Minister for Communications, Energy and Natural Resources, Eamon Ryan, launched a ten-point plan on 3rd July to deliver universal broadband access in Ireland between late 2009 and early 2010.
In his announcement, Minister Ryan pledged the Irish Government's commitment towards developing a knowledge and digital economy as a response to other international economic difficulties such as the credit crunch.
Mr Ryan said a national broadband infrastructure was essential for economic and social development.
“The recent ESRI mid-term review forecast that 70pc of exports in 2025 will come from digitally traded services”, told Minister Ryan. “If you look at jobs in financial services and other ICT fields, that’s where our economy is growing fastest.”

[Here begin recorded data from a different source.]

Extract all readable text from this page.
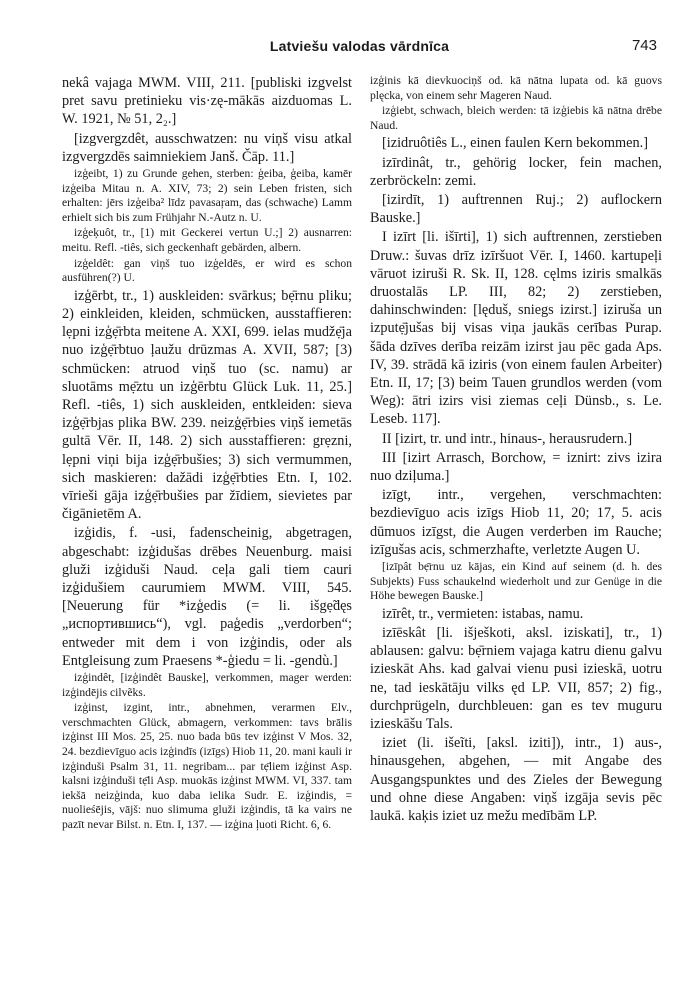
Latviešu valodas vārdnīca	743

nekâ vajaga MWM. VIII, 211. [publiski izgvelst pret savu pretinieku vis·zę-mākās aizduomas L. W. 1921, № 51, 2₂.]

[izgvergzdêt, ausschwatzen: nu viņš visu atkal izgvergzdēs saimniekiem Janš. Čāp. 11.]

izģeibt, 1) zu Grunde gehen, sterben: ģeiba, ģeiba, kamēr izģeiba Mitau n. A. XIV, 73; 2) sein Leben fristen, sich erhalten: jērs izģeiba² līdz pavasaŗam, das (schwache) Lamm erhielt sich bis zum Frühjahr N.-Autz n. U.

izģeķuôt, tr., [1) mit Geckerei vertun U.;] 2) ausnarren: meitu. Refl. -tiês, sich geckenhaft gebärden, albern.

izģeldêt: gan viņš tuo izģeldēs, er wird es schon ausführen(?) U.

izģērbt, tr., 1) auskleiden: svārkus; bẹ̄rnu pliku; 2) einkleiden, kleiden, schmücken, ausstaffieren: lẹpni izģẹ̄rbta meitene A. XXI, 699. ielas mudžẹ̄ja nuo izģẹ̄rbtuo ļaužu drūzmas A. XVII, 587; [3) schmücken: atruod viņš tuo (sc. namu) ar sluotāms mẹ̄ztu un izģērbtu Glück Luk. 11, 25.] Refl. -tiês, 1) sich auskleiden, entkleiden: sieva izģẹ̄rbjas plika BW. 239. neizģẹ̄rbies viņš iemetās gultā Vēr. II, 148. 2) sich ausstaffieren: grẹzni, lẹpni viņi bija izģẹ̄rbušies; 3) sich vermummen, sich maskieren: dažādi izģẹ̄rbties Etn. I, 102. vīrieši gāja izģẹ̄rbušies par žīdiem, sievietes par čigānietēm A.

izģidis, f. -usi, fadenscheinig, abgetragen, abgeschabt: izģidušas drēbes Neuenburg. maisi gluži izģiduši Naud. ceļa gali tiem cauri izģidušiem caurumiem MWM. VIII, 545. [Neuerung für *izģedis (= li. išgẹ̃dęs „испортившись“), vgl. paģedis „verdorben“; entweder mit dem i von izģindis, oder als Entgleisung zum Praesens *-ģiedu = li. -gendù.]

izģindêt, [izģindêt Bauske], verkommen, mager werden: izģindējis cilvẽks.

izģinst, izgint, intr., abnehmen, verarmen Elv., verschmachten Glück, abmagern, verkommen: tavs brālis izģinst III Mos. 25, 25. nuo bada būs tev izģinst V Mos. 32, 24. bezdievīguo acis izģindīs (izīgs) Hiob 11, 20. mani kauli ir izģinduši Psalm 31, 11. negribam... par tẹ̄liem izģinst Asp. kalsni izģinduši tẹ̄li Asp. muokās izģinst MWM. VI, 337. tam iekšā neizģinda, kuo daba ielika Sudr. E. izģindis, = nuolieśējis, vājš: nuo slimuma gluži izģindis, tā ka vairs ne pazīt nevar Bilst. n. Etn. I, 137. — izģina ļuoti Richt. 6, 6.

izģinis kā dievkuociņš od. kā nātna lupata od. kā guovs plęcka, von einem sehr Mageren Naud.

izģiebt, schwach, bleich werden: tā izģiebis kā nātna drēbe Naud.

[izidruôtiês L., einen faulen Kern bekommen.]

izīrdinât, tr., gehörig locker, fein machen, zerbröckeln: zemi.

[izirdīt, 1) auftrennen Ruj.; 2) auflockern Bauske.]

I izīrt [li. išīrti], 1) sich auftrennen, zerstieben Druw.: šuvas drīz izīršuot Vēr. I, 1460. kartupeļi vāruot iziruši R. Sk. II, 128. cęlms iziris smalkās druostalās LP. III, 82; 2) zerstieben, dahinschwinden: [lęduš, sniegs izirst.] iziruša un izputẹ̄jušas bij visas viņa jaukās cerības Purap. šāda dzīves derība reizām izirst jau pēc gada Aps. IV, 39. strādā kā iziris (von einem faulen Arbeiter) Etn. II, 17; [3) beim Tauen grundlos werden (vom Weg): ātri izirs visi ziemas ceļi Dünsb., s. Le. Leseb. 117].

II [izirt, tr. und intr., hinaus-, herausrudern.]

III [izirt Arrasch, Borchow, = iznirt: zivs izira nuo dziļuma.]

izīgt, intr., vergehen, verschmachten: bezdievīguo acis izīgs Hiob 11, 20; 17, 5. acis dūmuos izīgst, die Augen verderben im Rauche; izīgušas acis, schmerzhafte, verletzte Augen U.

[izīpât bẹ̄rnu uz kājas, ein Kind auf seinem (d. h. des Subjekts) Fuss schaukelnd wiederholt und zur Genüge in die Höhe bewegen Bauske.]

izīrêt, tr., vermieten: istabas, namu.

izīēskât [li. išješkoti, aksl. iziskati], tr., 1) ablausen: galvu: bẹ̄rniem vajaga katru dienu galvu izieskāt Ahs. kad galvai vienu pusi izieskā, uotru ne, tad ieskātāju vilks ęd LP. VII, 857; 2) fig., durchprügeln, durchbleuen: gan es tev muguru izieskāšu Tals.

iziet (li. išeĩti, [aksl. iziti]), intr., 1) aus-, hinausgehen, abgehen, — mit Angabe des Ausgangspunktes und des Zieles der Bewegung und ohne diese Angaben: viņš izgāja sevis pēc laukā. kaķis iziet uz mežu medībām LP.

The Irish Government will invest €435m to provide universal broadband access, but Minister Ryan told that the next generation broadband infrastructure should be financed by the private sector.
While welcoming Minister Ryan's announcement, Irish business reminded that Ireland has still to catch up with other countries that are already far ahead in terms of broadband coverage and download speeds.
The Government's ten-point plan also pledged to maintain a regulatory framework for fair and transparent competition in the market, to ensure all consumers benefited.
Opposition parties and consumer groups expressed scepticism over the Government's announcement to deliver universal broadband access in Ireland by 2010.
Irish Rural Link, an organisation which campaigns to have broadband services provided to all rural areas in Ireland, said that many questions are yet to be answered.
Seamus Boland, CEO of Irish Rural Link, told that "The Department of Communications estimates that in approximately 10% of the country broadband is not potentially available. A number of experts have estimated the actual figure to be twice or three times the department's figure.”
The Dublin Chamber also expressed scepticism over the Government's plan saying it sets no clear target for a high-speed network, even though Minister Ryan announced that connection speeds would equal or exceed those in other EU countries by 2012.
Damien Mulley, chairman of broadband lobby group Ireland Offline, labelled the Government's announcement of “not realistic”, saying that “even if the National Broadband Scheme went live in the morning it would not get completed for two years due to issues with technologies and planning permissions.”
Ireland still lagging in EU broadband access rates
Ireland has the highest line rental bills in the European Union and only 17.4% of Irish homes were connected to broadband in January 2008, a long way off countries like Denmark, Sweden and Finland, where almost a third of the population has access to high-speed broadband.
Furthermore, broadband is still not available in many rural areas of Ireland.
The latest report from RegCom, Ireland's Communications Regulator, published in June 2008 showed that 22.9% of the population have access to a broadband connection. Internet speeds are still a problem in Ireland with almost half of all residential broadband connections having a speed of 1-2 Mbps.